BlockBeats News, March 10, Bitfinex released a report stating that “despite the geopolitical escalation following the ‘Black Saturday’ in Iran two weeks ago, and the disappointing US non-farm payroll data with only 92,000 new jobs added, the $60,000–$64,000 Bitcoin support range unexpectedly showed resilience. Since then, international oil prices have risen sharply, which may impact future Consumer Price Index (CPI) as energy accounts for about 9% of the final CPI calculation. This inflationary pressure implies that all risk assets may face resistance.”
However, for Bitcoin, there are currently two forces at play. The first force is Bitcoin’s more frequent and rapid volatility compared to other risk assets. As its correlation with high-risk tech sectors increases and its correlation with safe-haven assets like gold decreases, Bitcoin often exhibits more exaggerated downward swings before other risk assets, yet it also tends to bottom out earlier. Given Bitcoin’s underperformance compared to the S&P 500 or Nasdaq over the past two quarters, this dynamic may be at play.
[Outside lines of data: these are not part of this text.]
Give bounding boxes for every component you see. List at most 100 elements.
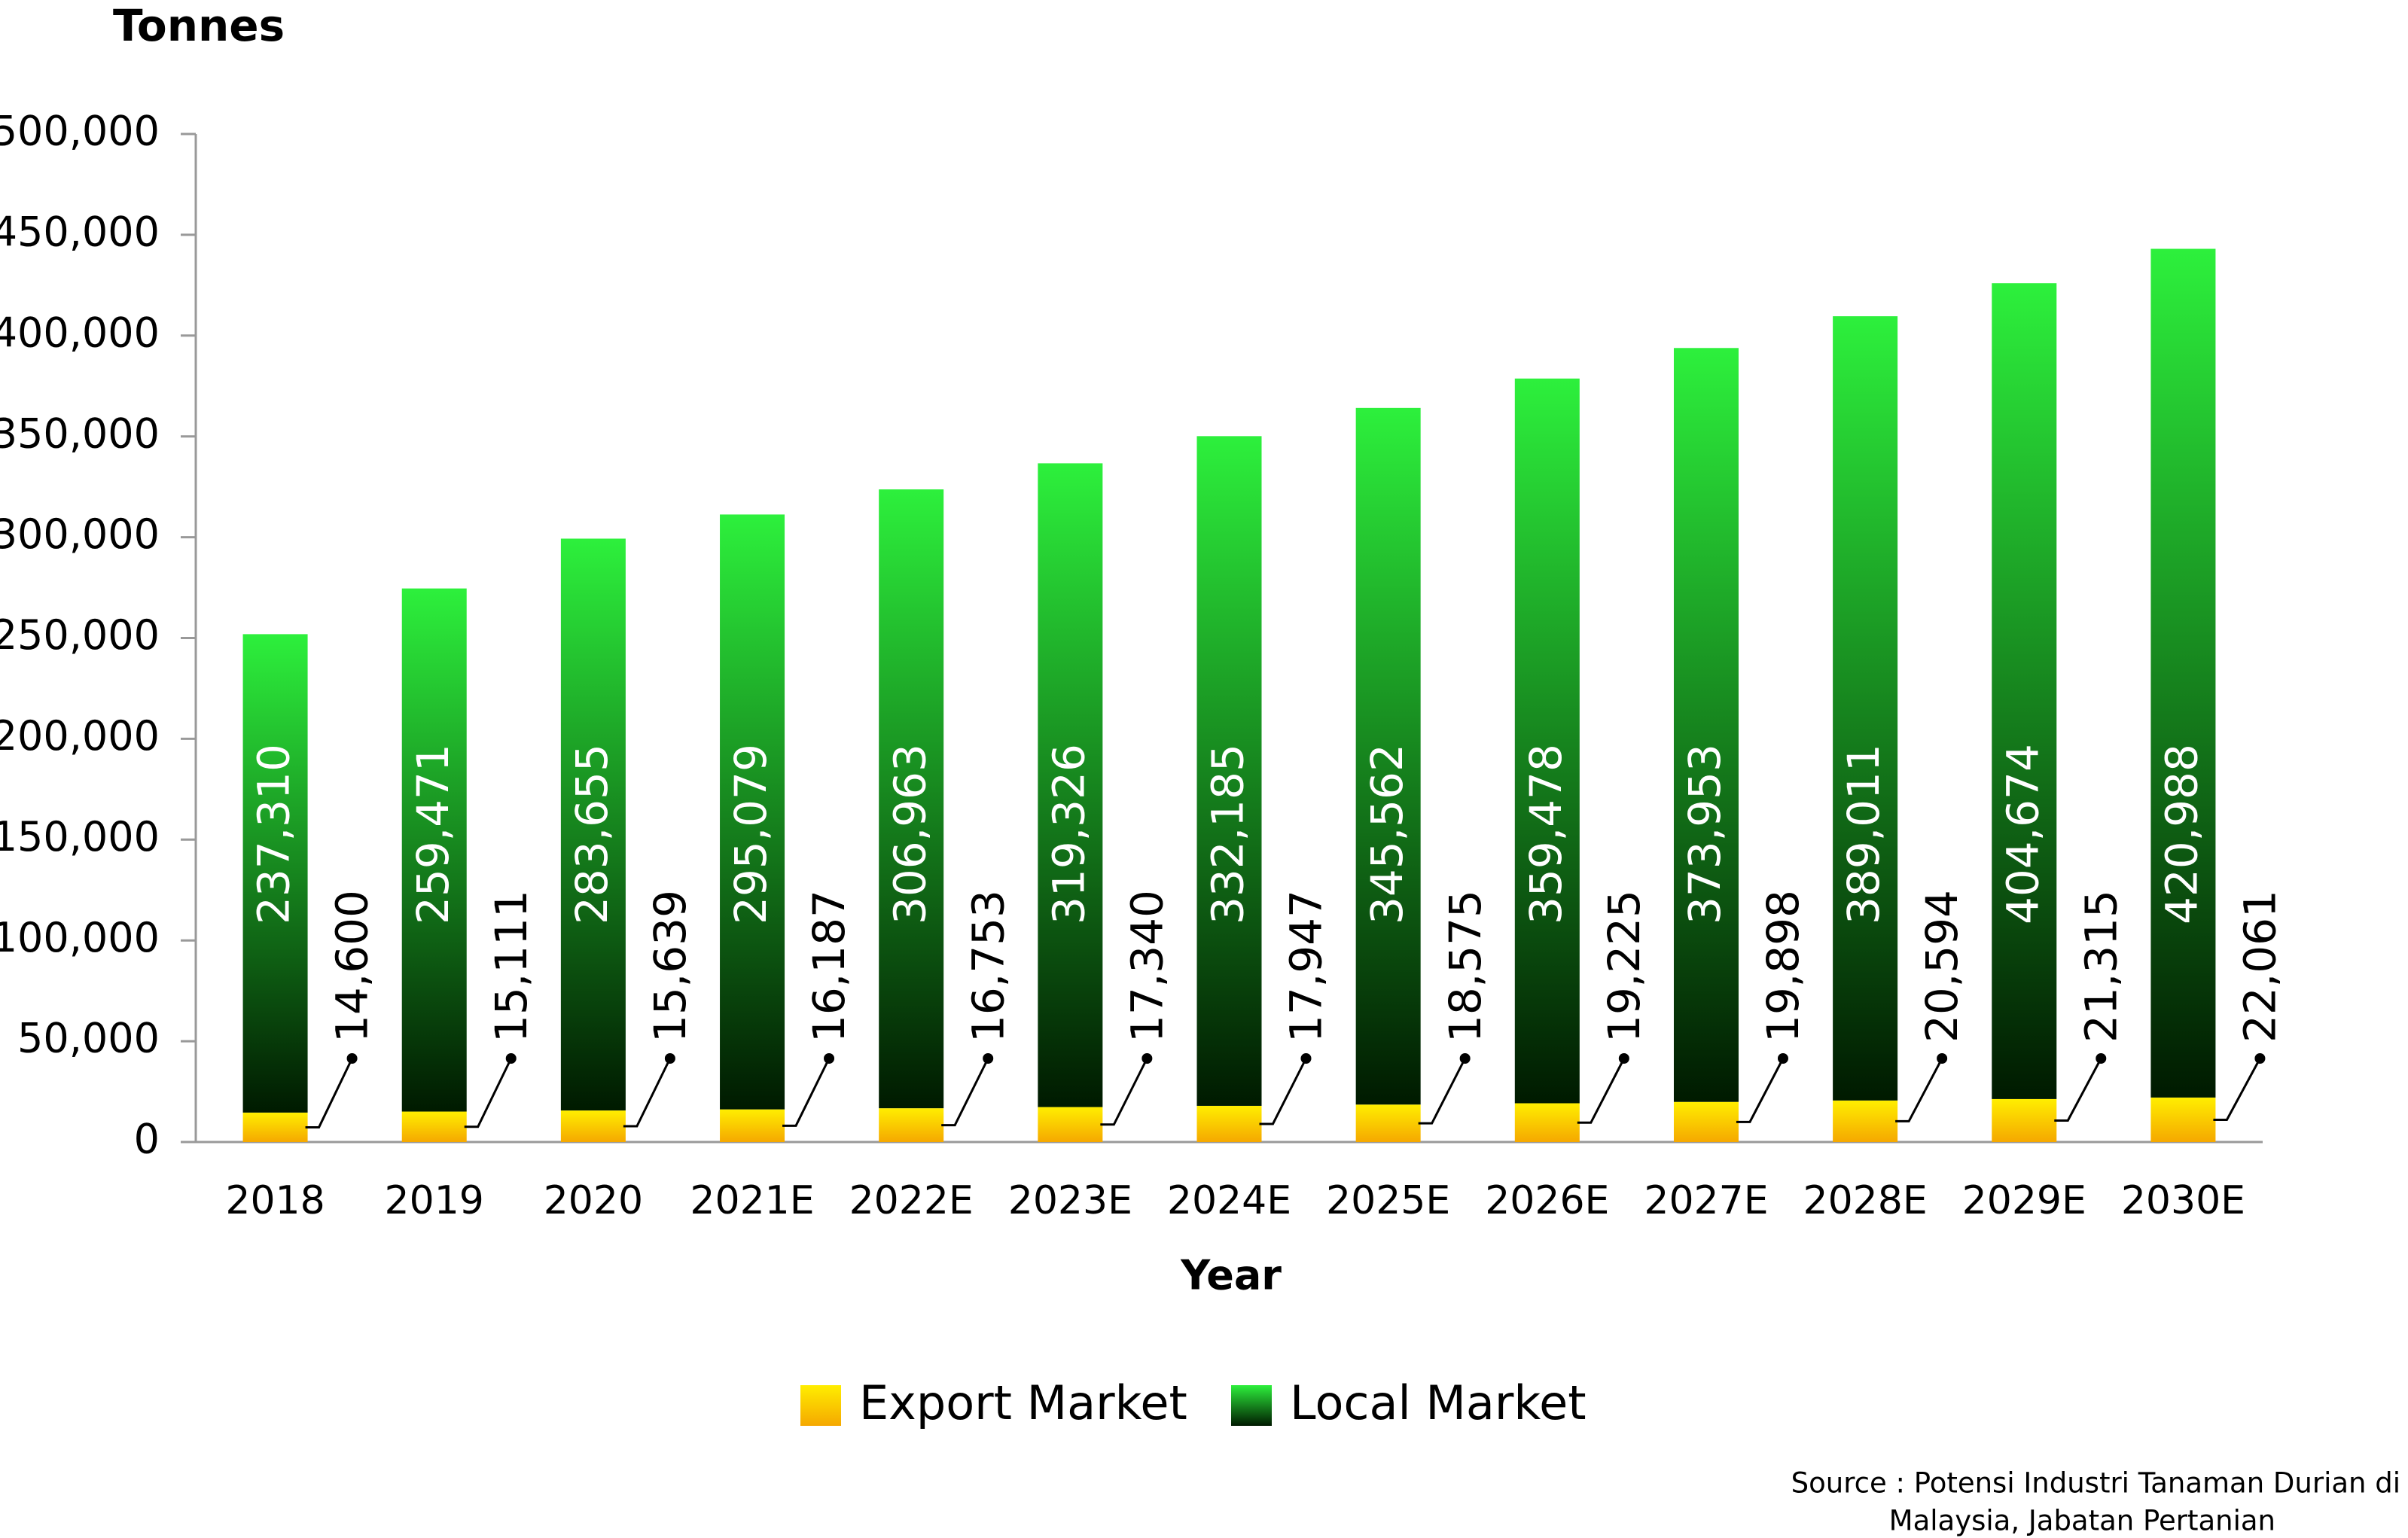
data-label: 319,326 (1043, 744, 1094, 924)
y-tick-label: 200,000 (0, 712, 160, 760)
bar-segment (2150, 1097, 2216, 1142)
leader-dot (1300, 1053, 1312, 1064)
bar-segment (560, 1110, 626, 1142)
x-tick-label: 2030E (2121, 1178, 2245, 1223)
y-tick-label: 350,000 (0, 410, 160, 457)
x-tick-label: 2024E (1167, 1178, 1291, 1223)
leader-dot (824, 1053, 835, 1064)
bar-segment (242, 1112, 308, 1142)
legend-label: Local Market (1290, 1375, 1587, 1430)
bar-segment (1833, 316, 1898, 1101)
leader-dot (1459, 1053, 1471, 1064)
leader-dot (1937, 1053, 1948, 1064)
legend-label: Export Market (859, 1375, 1187, 1430)
bar-segment (401, 588, 467, 1112)
bar-segment (1992, 1098, 2057, 1142)
data-label: 20,594 (1916, 890, 1968, 1043)
y-axis-title: Tonnes (113, 0, 285, 51)
bar-segment (401, 1111, 467, 1142)
leader-dot (983, 1053, 994, 1064)
bar-segment (720, 514, 785, 1110)
leader-line (1895, 1058, 1943, 1122)
data-label: 306,963 (884, 744, 935, 924)
data-label: 283,655 (566, 744, 617, 924)
x-tick-label: 2019 (385, 1178, 484, 1223)
leader-line (1100, 1058, 1148, 1126)
data-label: 15,111 (486, 890, 537, 1043)
y-tick-label: 100,000 (0, 914, 160, 961)
data-label: 345,562 (1361, 744, 1413, 924)
bar-segment (1038, 463, 1103, 1107)
data-label: 18,575 (1440, 890, 1491, 1043)
data-label: 16,753 (962, 890, 1013, 1043)
source-line: Source : Potensi Industri Tanaman Durian… (1791, 1467, 2400, 1500)
leader-line (305, 1058, 353, 1128)
data-label: 17,947 (1281, 890, 1332, 1043)
x-tick-label: 2022E (849, 1178, 974, 1223)
legend-swatch (800, 1385, 841, 1426)
bar-segment (879, 489, 944, 1109)
data-label: 295,079 (725, 744, 776, 924)
leader-line (2213, 1058, 2261, 1121)
source-line: Malaysia, Jabatan Pertanian (1889, 1505, 2275, 1537)
data-label: 21,315 (2075, 890, 2126, 1043)
y-tick-label: 400,000 (0, 309, 160, 356)
leader-line (2054, 1058, 2102, 1122)
x-tick-label: 2028E (1803, 1178, 1928, 1223)
bar-segment (1196, 436, 1262, 1106)
y-tick-label: 450,000 (0, 209, 160, 256)
data-label: 19,898 (1757, 890, 1809, 1043)
leader-dot (2254, 1053, 2266, 1064)
data-label: 237,310 (248, 744, 300, 924)
data-label: 373,953 (1679, 744, 1730, 924)
bar-segment (2150, 248, 2216, 1098)
leader-dot (505, 1053, 517, 1064)
leader-line (1418, 1058, 1466, 1125)
bar-segment (242, 634, 308, 1113)
x-axis-title: Year (1180, 1252, 1282, 1299)
x-tick-label: 2020 (544, 1178, 643, 1223)
bar-segment (1673, 1101, 1739, 1142)
data-label: 420,988 (2157, 744, 2208, 924)
bar-segment (1038, 1107, 1103, 1142)
leader-dot (2096, 1053, 2107, 1064)
data-label: 389,011 (1838, 744, 1889, 924)
data-label: 19,225 (1599, 890, 1650, 1043)
leader-dot (1777, 1053, 1788, 1064)
leader-dot (1618, 1053, 1629, 1064)
leader-line (1577, 1058, 1626, 1124)
bar-segment (1196, 1105, 1262, 1142)
bar-segment (560, 538, 626, 1111)
leader-dot (664, 1053, 675, 1064)
data-label: 259,471 (407, 744, 459, 924)
legend-swatch (1231, 1385, 1272, 1426)
y-tick-label: 250,000 (0, 611, 160, 659)
data-label: 404,674 (1997, 744, 2048, 924)
y-tick-label: 50,000 (17, 1015, 160, 1062)
bar-segment (720, 1109, 785, 1142)
data-label: 22,061 (2235, 890, 2286, 1043)
leader-line (623, 1058, 672, 1128)
bar-segment (1833, 1100, 1898, 1142)
bar-segment (1355, 1104, 1421, 1142)
data-label: 14,600 (327, 890, 378, 1043)
x-tick-label: 2023E (1008, 1178, 1132, 1223)
y-tick-label: 500,000 (0, 108, 160, 155)
leader-dot (1142, 1053, 1153, 1064)
x-tick-label: 2029E (1962, 1178, 2086, 1223)
leader-line (1736, 1058, 1785, 1123)
x-tick-label: 2027E (1644, 1178, 1768, 1223)
leader-line (782, 1058, 831, 1127)
bar-segment (1514, 378, 1580, 1104)
bar-segment (1673, 348, 1739, 1102)
leader-line (464, 1058, 513, 1128)
y-tick-label: 150,000 (0, 813, 160, 860)
y-tick-label: 0 (134, 1116, 160, 1163)
x-tick-label: 2018 (225, 1178, 325, 1223)
leader-line (1259, 1058, 1307, 1125)
x-tick-label: 2026E (1485, 1178, 1609, 1223)
bar-segment (1514, 1103, 1580, 1142)
data-label: 332,185 (1202, 744, 1254, 924)
bar-segment (879, 1108, 944, 1142)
The current market condition can be described as a “deleveraging wave.” Retail investor sentiment remains highly cautious, with Bitcoin experiencing a 52% peak-to-trough drawdown since its October 2025 high, nearly deflating most of the speculative bubble in the market. This can be confirmed by the Leverage Reset Index, which is the ratio of total open interest (OI) to exchange spot reserves and has currently dropped to a multi-year low of 0.32. This indicates that the current price discovery is mainly driven by spot demand rather than leveraged derivatives, laying the foundation for a high certainty mean-reversion trend after macro volatility contraction.